If the underlying engine is fast, a more convenient syntax can be introduced.

simonster · on April 28, 2012

I thought about this a little bit, and I don't think this would be very trivial. CoffeeScript is designed to map easily onto JavaScript. A transcompiler that compiles JavaScript with matrix extensions to performant plain JavaScript would likely be significantly more complex than the CoffeeScript transcompiler.

Consider that you want to translate the matrix operation A * B into A.times(B). You have two options:

1) Figure out what's a matrix before runtime, using static type inference. 2) Translate the code into JavaScript that determines whether to treat the code as a matrix at runtime.

In the first case, you don't need a JIT at all. JITs exist largely because you can't do perfect type inference in dynamic languages. If you can do perfect type inference on all acceptable code (a la RPython), or if you require type annotations, you can compile straight to C or machine code.

In the second case, you take a speed hit of 25-50% on scalar operations for the guard, at least in modern versions of SpiderMonkey and V8 (see http://jsperf.com/cost-of-multiplication-via-function).

You can probably get acceptable performance out of combining static type inference with guards. My understanding is that this is what SpiderMonkey does internally. But at this point, it might be easier to integrate your functionality into an existing JIT than to write your transcompiler with type inference, particularly since you will have to implement matrix and vector ops inside the JS engine to achieve acceptable performance anyway.

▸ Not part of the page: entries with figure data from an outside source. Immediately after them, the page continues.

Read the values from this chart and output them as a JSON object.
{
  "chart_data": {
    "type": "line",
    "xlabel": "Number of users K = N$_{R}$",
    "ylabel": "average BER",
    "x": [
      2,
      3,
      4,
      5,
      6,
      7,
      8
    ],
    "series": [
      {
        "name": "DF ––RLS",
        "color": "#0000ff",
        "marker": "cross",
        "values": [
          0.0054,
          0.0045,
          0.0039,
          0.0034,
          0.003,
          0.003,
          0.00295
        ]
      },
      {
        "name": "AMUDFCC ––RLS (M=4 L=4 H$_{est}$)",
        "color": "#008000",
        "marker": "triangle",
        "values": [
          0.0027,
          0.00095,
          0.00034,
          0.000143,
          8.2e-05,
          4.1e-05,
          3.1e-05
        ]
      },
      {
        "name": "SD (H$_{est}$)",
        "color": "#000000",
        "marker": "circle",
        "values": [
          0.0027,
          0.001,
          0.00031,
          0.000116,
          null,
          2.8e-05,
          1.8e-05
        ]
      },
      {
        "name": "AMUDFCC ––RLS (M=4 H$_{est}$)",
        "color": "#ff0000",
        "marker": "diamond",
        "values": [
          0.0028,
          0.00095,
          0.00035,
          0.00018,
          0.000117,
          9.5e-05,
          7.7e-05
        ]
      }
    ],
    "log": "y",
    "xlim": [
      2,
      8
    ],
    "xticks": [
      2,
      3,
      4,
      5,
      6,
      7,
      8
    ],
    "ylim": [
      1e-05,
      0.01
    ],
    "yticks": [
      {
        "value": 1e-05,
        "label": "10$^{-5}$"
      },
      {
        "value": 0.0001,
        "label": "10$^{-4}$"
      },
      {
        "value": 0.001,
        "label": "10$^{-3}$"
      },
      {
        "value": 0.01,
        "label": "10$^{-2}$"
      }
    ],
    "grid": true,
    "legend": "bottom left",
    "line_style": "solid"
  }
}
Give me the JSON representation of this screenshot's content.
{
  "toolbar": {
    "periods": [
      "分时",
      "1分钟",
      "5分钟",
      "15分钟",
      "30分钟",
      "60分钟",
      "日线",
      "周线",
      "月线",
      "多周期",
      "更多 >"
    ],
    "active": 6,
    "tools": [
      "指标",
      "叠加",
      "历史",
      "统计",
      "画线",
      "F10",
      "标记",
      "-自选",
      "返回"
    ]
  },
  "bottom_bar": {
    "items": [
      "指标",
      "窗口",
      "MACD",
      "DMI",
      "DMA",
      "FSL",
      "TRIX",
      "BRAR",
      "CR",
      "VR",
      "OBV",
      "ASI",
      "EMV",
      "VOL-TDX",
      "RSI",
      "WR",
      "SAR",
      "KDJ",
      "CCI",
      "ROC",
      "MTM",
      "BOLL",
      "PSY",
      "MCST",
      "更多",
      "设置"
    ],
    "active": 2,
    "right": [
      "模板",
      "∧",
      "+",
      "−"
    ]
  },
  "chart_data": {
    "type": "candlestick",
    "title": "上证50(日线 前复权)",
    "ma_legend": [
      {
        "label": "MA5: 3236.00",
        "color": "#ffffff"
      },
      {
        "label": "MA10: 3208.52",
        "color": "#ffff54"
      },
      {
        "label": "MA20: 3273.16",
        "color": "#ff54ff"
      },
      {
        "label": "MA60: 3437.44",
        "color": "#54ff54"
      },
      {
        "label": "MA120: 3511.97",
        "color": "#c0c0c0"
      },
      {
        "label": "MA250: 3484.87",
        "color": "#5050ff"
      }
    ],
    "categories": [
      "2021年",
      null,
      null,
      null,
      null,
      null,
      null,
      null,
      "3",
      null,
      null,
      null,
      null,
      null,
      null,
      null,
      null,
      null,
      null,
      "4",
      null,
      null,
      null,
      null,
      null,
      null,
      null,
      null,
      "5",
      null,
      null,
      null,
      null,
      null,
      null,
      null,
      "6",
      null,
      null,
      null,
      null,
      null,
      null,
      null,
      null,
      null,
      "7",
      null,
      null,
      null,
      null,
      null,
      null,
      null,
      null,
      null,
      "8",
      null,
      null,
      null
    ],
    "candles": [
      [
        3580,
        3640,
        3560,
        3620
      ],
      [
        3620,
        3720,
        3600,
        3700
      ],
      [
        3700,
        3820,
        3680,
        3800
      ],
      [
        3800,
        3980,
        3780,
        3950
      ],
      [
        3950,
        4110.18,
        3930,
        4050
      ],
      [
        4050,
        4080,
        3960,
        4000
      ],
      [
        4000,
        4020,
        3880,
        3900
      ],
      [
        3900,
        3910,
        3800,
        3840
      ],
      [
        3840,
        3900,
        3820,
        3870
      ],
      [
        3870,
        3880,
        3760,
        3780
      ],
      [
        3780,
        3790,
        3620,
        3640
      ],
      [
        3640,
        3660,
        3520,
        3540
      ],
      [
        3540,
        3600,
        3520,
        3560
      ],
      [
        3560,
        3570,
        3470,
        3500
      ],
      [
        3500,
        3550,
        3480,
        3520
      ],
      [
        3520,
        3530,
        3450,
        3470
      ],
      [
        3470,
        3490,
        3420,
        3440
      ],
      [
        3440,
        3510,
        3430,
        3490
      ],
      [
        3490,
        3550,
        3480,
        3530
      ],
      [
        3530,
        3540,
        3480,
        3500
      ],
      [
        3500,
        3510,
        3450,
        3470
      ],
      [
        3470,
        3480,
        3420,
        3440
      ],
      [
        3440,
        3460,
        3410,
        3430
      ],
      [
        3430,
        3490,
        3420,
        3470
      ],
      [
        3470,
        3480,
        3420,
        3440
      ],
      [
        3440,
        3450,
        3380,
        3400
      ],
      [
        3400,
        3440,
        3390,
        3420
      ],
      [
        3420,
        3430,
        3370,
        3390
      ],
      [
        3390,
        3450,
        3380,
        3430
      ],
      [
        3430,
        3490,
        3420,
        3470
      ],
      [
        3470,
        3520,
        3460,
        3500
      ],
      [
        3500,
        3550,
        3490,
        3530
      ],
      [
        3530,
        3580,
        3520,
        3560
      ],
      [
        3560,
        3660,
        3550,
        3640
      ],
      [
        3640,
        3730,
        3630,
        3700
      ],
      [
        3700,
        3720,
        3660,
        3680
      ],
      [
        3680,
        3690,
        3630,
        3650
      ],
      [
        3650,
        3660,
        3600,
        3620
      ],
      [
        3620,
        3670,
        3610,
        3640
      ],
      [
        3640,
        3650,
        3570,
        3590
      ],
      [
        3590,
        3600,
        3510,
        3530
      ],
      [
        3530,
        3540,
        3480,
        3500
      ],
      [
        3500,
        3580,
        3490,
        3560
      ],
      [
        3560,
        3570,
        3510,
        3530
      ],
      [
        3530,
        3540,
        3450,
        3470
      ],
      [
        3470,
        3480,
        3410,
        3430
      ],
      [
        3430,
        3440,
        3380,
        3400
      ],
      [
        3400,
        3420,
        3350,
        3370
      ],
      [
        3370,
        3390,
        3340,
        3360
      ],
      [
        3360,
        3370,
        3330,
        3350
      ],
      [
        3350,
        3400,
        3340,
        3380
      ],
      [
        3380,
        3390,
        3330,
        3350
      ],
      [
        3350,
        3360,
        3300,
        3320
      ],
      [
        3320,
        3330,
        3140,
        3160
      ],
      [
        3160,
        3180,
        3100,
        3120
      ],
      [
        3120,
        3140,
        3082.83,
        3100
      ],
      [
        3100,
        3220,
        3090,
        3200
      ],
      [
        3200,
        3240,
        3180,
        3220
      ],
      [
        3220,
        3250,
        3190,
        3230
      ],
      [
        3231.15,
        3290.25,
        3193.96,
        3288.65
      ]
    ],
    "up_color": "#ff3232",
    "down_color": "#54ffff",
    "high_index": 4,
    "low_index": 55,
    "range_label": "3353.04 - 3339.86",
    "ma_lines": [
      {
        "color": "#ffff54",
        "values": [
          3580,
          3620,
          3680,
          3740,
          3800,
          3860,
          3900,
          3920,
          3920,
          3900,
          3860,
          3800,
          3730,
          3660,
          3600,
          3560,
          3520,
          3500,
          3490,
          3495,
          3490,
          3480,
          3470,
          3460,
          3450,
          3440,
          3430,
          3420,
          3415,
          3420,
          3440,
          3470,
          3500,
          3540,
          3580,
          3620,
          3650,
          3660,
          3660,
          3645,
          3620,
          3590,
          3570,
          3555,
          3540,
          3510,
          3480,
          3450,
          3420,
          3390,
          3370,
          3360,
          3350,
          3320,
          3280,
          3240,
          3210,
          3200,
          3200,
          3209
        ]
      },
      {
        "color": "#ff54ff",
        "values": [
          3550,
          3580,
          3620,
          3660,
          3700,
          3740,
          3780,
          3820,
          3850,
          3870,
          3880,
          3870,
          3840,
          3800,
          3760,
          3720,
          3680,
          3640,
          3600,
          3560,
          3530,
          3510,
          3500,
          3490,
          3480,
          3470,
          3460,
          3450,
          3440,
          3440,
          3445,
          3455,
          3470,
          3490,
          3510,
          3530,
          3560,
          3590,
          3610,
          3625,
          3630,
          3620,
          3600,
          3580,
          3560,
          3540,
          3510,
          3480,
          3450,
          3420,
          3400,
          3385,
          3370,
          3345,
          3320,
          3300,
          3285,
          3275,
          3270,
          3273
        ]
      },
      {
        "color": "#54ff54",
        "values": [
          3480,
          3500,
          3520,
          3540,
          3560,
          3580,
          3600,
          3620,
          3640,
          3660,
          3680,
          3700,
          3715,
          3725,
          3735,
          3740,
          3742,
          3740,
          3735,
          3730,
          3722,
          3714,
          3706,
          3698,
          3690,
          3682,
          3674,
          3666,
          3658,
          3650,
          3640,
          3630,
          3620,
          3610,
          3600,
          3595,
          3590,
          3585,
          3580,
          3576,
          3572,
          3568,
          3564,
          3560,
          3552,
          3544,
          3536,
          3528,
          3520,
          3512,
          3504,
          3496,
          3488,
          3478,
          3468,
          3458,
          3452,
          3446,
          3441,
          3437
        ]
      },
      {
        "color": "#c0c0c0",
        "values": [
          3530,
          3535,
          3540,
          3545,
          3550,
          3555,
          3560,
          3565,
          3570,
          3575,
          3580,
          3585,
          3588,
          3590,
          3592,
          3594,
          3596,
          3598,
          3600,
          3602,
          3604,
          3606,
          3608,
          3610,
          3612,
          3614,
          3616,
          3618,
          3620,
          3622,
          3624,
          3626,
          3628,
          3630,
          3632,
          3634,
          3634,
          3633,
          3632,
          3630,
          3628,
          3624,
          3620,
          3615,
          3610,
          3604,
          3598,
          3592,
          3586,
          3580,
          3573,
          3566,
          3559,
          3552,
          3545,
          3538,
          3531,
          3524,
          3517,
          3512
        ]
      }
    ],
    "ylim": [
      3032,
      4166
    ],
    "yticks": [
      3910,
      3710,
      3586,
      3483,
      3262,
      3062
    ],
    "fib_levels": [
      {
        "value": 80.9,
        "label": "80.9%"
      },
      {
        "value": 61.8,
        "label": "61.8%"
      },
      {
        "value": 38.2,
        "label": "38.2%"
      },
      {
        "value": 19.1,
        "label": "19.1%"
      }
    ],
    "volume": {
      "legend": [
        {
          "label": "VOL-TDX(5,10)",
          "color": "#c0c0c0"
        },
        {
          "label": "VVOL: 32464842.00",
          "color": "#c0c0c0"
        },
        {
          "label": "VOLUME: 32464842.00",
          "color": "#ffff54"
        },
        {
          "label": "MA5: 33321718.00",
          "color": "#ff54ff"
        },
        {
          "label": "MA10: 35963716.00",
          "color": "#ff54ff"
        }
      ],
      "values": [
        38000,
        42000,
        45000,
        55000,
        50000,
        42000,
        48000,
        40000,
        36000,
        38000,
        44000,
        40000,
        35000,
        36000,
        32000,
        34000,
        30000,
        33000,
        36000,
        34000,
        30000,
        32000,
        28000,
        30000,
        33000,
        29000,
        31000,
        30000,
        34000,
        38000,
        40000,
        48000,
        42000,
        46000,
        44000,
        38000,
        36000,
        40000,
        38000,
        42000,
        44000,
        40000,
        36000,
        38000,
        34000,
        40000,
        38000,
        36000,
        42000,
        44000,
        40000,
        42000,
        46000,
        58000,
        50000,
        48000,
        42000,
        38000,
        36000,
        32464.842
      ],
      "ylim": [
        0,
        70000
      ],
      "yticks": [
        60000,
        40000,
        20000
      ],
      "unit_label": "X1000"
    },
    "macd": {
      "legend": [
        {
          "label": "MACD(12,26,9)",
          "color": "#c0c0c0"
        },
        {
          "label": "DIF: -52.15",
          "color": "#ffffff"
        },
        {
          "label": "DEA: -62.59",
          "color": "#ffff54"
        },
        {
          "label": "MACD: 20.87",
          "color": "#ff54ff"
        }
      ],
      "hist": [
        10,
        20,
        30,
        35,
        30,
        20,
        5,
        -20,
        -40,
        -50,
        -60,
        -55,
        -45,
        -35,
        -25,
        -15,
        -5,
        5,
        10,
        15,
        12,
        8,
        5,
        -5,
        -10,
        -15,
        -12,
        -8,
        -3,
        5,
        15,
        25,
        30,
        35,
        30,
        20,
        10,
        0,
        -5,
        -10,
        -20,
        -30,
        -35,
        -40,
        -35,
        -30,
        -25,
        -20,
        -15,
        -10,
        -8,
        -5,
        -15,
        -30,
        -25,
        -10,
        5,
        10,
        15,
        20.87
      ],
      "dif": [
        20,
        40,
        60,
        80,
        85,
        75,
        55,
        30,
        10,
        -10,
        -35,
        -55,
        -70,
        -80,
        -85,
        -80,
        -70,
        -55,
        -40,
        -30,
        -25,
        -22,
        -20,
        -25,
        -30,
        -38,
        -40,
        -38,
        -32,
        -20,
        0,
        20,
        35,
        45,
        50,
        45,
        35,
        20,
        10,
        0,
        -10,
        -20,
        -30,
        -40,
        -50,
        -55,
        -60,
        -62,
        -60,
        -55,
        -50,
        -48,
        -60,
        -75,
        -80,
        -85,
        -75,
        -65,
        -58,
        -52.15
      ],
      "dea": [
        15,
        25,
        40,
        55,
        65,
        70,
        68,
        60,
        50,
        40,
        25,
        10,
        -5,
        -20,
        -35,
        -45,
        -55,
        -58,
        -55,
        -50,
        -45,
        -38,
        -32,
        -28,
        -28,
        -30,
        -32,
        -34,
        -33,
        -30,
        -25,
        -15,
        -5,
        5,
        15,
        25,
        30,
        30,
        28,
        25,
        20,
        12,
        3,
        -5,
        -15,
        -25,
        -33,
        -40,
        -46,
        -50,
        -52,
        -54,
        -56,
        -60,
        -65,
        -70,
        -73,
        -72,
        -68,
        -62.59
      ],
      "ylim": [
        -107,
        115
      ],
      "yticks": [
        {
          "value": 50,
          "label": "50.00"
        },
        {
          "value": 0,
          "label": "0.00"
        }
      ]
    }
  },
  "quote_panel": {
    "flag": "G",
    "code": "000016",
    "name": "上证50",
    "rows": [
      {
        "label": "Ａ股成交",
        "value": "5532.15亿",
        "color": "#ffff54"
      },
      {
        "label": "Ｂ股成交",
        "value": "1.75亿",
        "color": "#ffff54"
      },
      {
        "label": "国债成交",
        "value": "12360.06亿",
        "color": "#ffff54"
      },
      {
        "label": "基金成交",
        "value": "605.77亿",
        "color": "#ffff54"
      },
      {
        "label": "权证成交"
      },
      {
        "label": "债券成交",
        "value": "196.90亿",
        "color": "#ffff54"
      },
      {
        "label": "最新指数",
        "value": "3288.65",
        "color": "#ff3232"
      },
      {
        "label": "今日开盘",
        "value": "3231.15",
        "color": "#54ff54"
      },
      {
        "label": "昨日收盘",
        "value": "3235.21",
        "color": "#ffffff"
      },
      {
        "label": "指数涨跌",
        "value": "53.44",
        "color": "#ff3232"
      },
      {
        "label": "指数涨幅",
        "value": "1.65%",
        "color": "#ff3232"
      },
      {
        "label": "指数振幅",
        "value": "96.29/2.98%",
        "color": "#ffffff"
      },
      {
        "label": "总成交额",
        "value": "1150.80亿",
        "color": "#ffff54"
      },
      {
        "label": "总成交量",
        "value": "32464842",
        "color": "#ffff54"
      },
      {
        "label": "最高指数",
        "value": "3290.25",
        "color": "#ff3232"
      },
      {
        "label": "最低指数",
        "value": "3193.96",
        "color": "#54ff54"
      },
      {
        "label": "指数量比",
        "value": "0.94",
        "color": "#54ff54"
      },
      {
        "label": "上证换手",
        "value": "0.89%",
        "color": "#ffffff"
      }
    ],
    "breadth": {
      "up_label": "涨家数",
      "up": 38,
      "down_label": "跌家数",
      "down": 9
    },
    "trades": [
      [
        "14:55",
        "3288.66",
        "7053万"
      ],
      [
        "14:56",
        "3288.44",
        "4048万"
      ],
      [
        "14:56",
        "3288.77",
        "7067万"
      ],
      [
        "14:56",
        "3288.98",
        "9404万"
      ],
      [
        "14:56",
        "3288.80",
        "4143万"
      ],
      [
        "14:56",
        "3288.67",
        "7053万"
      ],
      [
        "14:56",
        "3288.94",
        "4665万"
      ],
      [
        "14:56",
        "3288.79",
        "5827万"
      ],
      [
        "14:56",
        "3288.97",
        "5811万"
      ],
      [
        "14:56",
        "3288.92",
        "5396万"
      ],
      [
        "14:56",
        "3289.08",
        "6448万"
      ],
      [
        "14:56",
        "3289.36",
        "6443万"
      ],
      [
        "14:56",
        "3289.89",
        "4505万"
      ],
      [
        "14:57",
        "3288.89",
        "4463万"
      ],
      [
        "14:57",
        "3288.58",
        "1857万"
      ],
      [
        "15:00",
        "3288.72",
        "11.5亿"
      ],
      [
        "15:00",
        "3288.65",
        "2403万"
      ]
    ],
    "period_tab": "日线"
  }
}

sycren · on April 28, 2012

or there is no dedicated library for matrix multiplication compared to the other languages..

cassandravoiton · on April 28, 2012

More to the point - who cares. All these languages are hopelessly slow. If performance matters do it in a performant language like C++, C or FORTRAN. If it does not matter - then it does not matter and so stop going on about it.

simonster · on April 28, 2012

No, it does matter. A lot of scientific computation is one-time-use code. What one cares about is the amount of time to write, execute, and debug the code. If it will take you much less time to write the code in a high-level language (which is usually the reason people use high-level languages), it may very well be worth the 2x performance hit from Julia, or even the larger performance hits of MATLAB and R. Additionally, when the amount of time spent performing vector and matrix operations greatly exceeds the amount of time spent in the interpreter, most of these languages will be as fast as C.

I write MATLAB code that takes 5 minutes to run on a regular basis. If I were to write it in C, I would lose productivity, because it would take much more than 5 minutes longer to write. If I were to write it in Julia, it would probably take about the same amount of time to write, but I would hypothetically have the results in a few seconds. That matters.